A runny nose or cough are normal symptoms during the fall, but this year doctors in the United States and Canada are reporting an escalation of symptoms among a small but notable number of kids. One day children have a cold, and the next they’re experiencing polio-like paralysis. It’s not the first time this has happened, either.

The condition is called Acute Flaccid Myelitis, or AFM, and it’s a rare disorder that impacts a person’s nervous system. Over the last couple of months, a rise in AFM cases among kids has puzzled doctors. The U.S. Centers for Disease Control and Prevention (CDC) says that there have been 219 cases reported in 2018 thus far, and 80 cases confirmed in the U.S. The Public Health Agency of Canada reported that there were a combined 44 cases under investigation or confirmed. Currently, 90 percent of the people affected are children under the age of 18.

Clusters of these symptoms appear around flu season. In the fall of both 2014 and 2016, there were similar reports of these inexplicable cases. While there are several theories about the cause, much remains unknown about AFM.

“The problem with this condition is [that] to some extent there’s more questions than answers,” says Dr. Jeremy Friedman, an associate pediatrician-in-chief at The Hospital for Sick Children in Toronto, who is treating several children with the mysterious paralysis. “In this particular cluster, we’re talking about a dozen cases in a condition which we normally see a few times a year.”

Here’s everything you should know.

What is causing the outbreaks?

This is the hardest question to answer. The ambiguous nature of AFM comes from the lack of evidence to explain its cause. The periodical nature of the illness offers some clues, according to Friedman. The virus has historically spiked in the late summer and early fall. Right now, doctors are homing in on a group of viruses called enteroviruses.

“The problem with this condition is [that] to some extent there’s more questions than answers.”

In previous cases, doctors combatting clusters of AFM in 2014 and 2106 have suspected a strain of enterovirus called D68. Enteroviruses are in the same family as polioviruses, and have no vaccine or specific treatment. This means that patients need to wait out the course of the disease.

This year, the link is not as clear, says Friedman. “We have seen a few [people] test positive for enterovirus, but only one has tested positive for enterovirus D68,” he says. “That particular strain of enterovirus does not seem to be as big a feature as it perhaps was in 2014.”

Also stymieing the search for a solution is the unprecedented nature of the disease. Friedman believes a viral cause is still a strong theory, but more research is needed.

What are the symptoms?

The disease affects the body’s nervous system through damage to the spinal cord. Coinciding inflammation in different regions of the spinal cord causes a range of paralysis-related symptoms. “Depending on what part of the spinal cord is affected, you might see an arm that’s paralyzed, you might see a leg that’s paralyzed, and you might see both legs,” says Friedman.

Doctors have been able to isolate viruses in the noses of the sick children, but have not actually been able to find evidence of enterovirus in the spinal fluid of affected patients. According to Friedman, this could be a sign that children’s immune systems could be to blame for some of the symptoms they’re experiencing.

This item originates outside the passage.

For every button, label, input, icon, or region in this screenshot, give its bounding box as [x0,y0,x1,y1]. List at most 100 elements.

“It makes it seem a bit more likely that it’s not the virus infection that’s causing the symptoms per se, but it’s more related to the body’s immune response, that’s triggered by the viral infection, that might be causing the symptoms,” he says.

What are the treatment options?

There’s currently no cure for AFM, but doctors can alleviate its symptoms. Treatment strategies are different based on what a person is experiencing. Currently, doctors use physical therapy in combination with intravenous anti-inflammatory medication to reduce the damage on the spinal cord. But Friedman told Medium that some children still need other, “more sophisticated” treatments to try and help with immune response.

While some children appear to be improving more rapidly than in previous years’ outbreaks, some will require more intensive treatments. With our current understanding of AFM, predicting individual outcomes has proven to be very challenging.

“I think that when one counsels families, one has to be really honest and transparent about the fact that there really isn’t enough experience with this condition to accurately predict how each individual case is going to play out,” Friedman says.

What’s the prognosis for affected children?

Most of the kids currently affected by AFM have begun to recover or are already recovered, with a few exceptions, says Friedman. Since the initial news of the Toronto outbreak in October, the number of cases has not grown dramatically.

“I would say that I think the cluster of cases that we’ve seen at SickKids seems to have slowed down,” Friedman says. “And really, we haven’t seen a lot of activity over the last week at all.”

But there is still work to do. The CDC and Public Health Agency of Canada will continue to investigate the epidemiological aspects of the illness — or the larger picture details of how the disease is transmitted in a community. There are also coordinated efforts by doctors and researchers who are treating the disease on the front lines. “There is, in Canada, a group of pediatric neurologists that are sharing all the cases that are being seen across Canada, to pool whatever information they have to try and sort of maximize the learning that can be extracted from this experience,” Friedman says.

The best ways to reduce the risk of AFM are still under investigation, but the CDC recommends that people wash their hands frequently, as it’s one of the best ways to avoid getting sick and spreading disease.